Урсус почувствовал приблизительно то же, что чувствовал Иона219
, когда кит извергнул его из своего чрева.
Минос продолжал:
– На этот раз вас отпускают.
Урсус подумал:
«Уж больше я им не попадусь! Прощай, медицина!»
И прибавил в глубине души:
«Отныне я предоставлю больным полную свободу околевать».
Согнувшись в три погибели, он отвесил поклоны во все стороны: докторам, бюстам, столу, стенам, и, пятясь, отступил к дверям, чтобы исчезнуть, подобно рассеявшейся тени.
Он вышел из зала медленно, как человек с чистой совестью, но очутившись на улице, кинулся бежать опрометью, как преступник. При ближайшем знакомстве представители правосудия производят столь страшное и непонятное впечатление, что, даже будучи оправданным, человек норовит поскорее унести ноги.
Убегая, Урсус ворчал себе под нос:
– Я дешево отделался. Я - ученый дикий, они - ученые ручные. Доктора преследуют настоящих ученых. Ложная наука - отброс науки подлинной, и ею пользуются для того, чтобы губить философов. Философы, создавая софистов, сами роют себе яму. На помете певчего дрозда вырастает омела, выделяющая клей,
Мы не хотим изобразить Урсуса чрезмерно щепетильным.

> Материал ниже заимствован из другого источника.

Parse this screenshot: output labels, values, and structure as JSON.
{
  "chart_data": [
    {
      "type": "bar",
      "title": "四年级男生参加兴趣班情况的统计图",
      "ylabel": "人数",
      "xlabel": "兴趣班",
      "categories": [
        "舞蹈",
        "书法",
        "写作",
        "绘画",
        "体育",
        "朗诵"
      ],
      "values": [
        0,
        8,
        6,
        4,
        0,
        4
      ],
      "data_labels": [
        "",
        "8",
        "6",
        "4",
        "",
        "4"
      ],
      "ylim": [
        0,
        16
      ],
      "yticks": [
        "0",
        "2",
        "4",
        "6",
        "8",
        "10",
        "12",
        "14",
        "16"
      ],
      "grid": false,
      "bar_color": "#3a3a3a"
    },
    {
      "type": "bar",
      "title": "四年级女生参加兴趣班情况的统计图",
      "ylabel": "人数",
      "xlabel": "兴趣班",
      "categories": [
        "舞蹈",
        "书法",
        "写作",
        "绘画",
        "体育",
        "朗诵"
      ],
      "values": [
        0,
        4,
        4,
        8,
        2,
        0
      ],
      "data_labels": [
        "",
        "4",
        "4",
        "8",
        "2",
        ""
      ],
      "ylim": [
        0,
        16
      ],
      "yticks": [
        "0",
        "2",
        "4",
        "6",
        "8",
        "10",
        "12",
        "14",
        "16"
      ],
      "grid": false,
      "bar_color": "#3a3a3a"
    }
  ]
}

Он имел дерзость употреблять выражения, вполне передававшие его мысль. В этом отношении он стеснялся не более, чем Вольтер.
Вернувшись в «Зеленый ящик», Урсус объяснил дядюшке Никлсу свое опоздание тем, что ему попалась на улице какая-то хорошенькая женщина; ни словом не обмолвился он о своем приключении.
Только вечером он шепнул на ухо Гомо:
– Знай: я одержал победу над трехголовым псом Цербером.
7. По каким причинам может затесаться золотой среди медяков?
Произошло неожиданное событие.
Тедкастерская гостиница все более и более становилась очагом веселья и смеха. Нигде нельзя было встретить более жизнерадостной суматохи. Владелец гостиницы и его слуга разрывались на части, без конца наливая посетителям эль, стаут и портер. По вечерам в низенькой зале светились все окна и не оставалось ни одного свободного столика. Пели, горланили; старинный камин с железной решеткой, доверху набитый углем, пылал ярким пламенем. Харчевня казалась вместилищем огня и шума.
Во дворе, то есть в театре, толпа была еще гуще.
Вся публика пригорода, все население Саутворка валом валило на «Побежденный хаос», так что к моменту поднятия занавеса, иными словами - когда опускалась подъемная стенка «Зеленого ящика», все места были заняты, окна битком набиты зрителями, галерея переполнена. Не видно было ни одной плиты на мощеном дворе: сплошная масса голов скрывала все.
Только ложа для знати по-прежнему оставалась пустой.
Вот почему в том месте, где находился как бы центр балкона, зияла черная дыра - на актерском языке это называется «провалом». Ни души. Всюду толпа, а здесь - никого.
И вот однажды вечером здесь кто-то появился.
Это было в субботу - в день, когда англичане спешат развлечься в предвидении воскресной скуки. В зале яблоку негде было упасть.
Мы говорим «в зале». Шекспир тоже долгое время давал представления во дворе гостиницы и называл его залом.
В ту минуту, когда раздвинулся занавес и начался пролог «Побежденного хаоса», Урсус, находившийся в это время на сцене вместе с Гомо и Гуинпленом, по обыкновению окинул взором публику и поразился.
Отделение «для знати» было занято.
Посреди ложи в кресле, обитом утрехтским бархатом, сидела женщина.
Рядом с ней не было никого, и казалось, она одна наполняет собой ложу.
Есть существа, которые излучают сияние. Так же как и Дея, эта женщина вся светилась, но совсем по-иному. Дея была бледна, эта женщина - румяна. Дея была занимающимся рассветом, эта женщина - багряной зарей. Дея была прекрасна, эта женщина - ослепительна. Дея была вся невинность, целомудрие, белизна, алебастр; эта женщина была пурпуром, и чувствовалось, что она не боится краснеть. Излучаемый ею свет как бы изливался за пределы ложи, а она неподвижно сидела в самом центре ее, торжественная, невозмутимая, словно идол.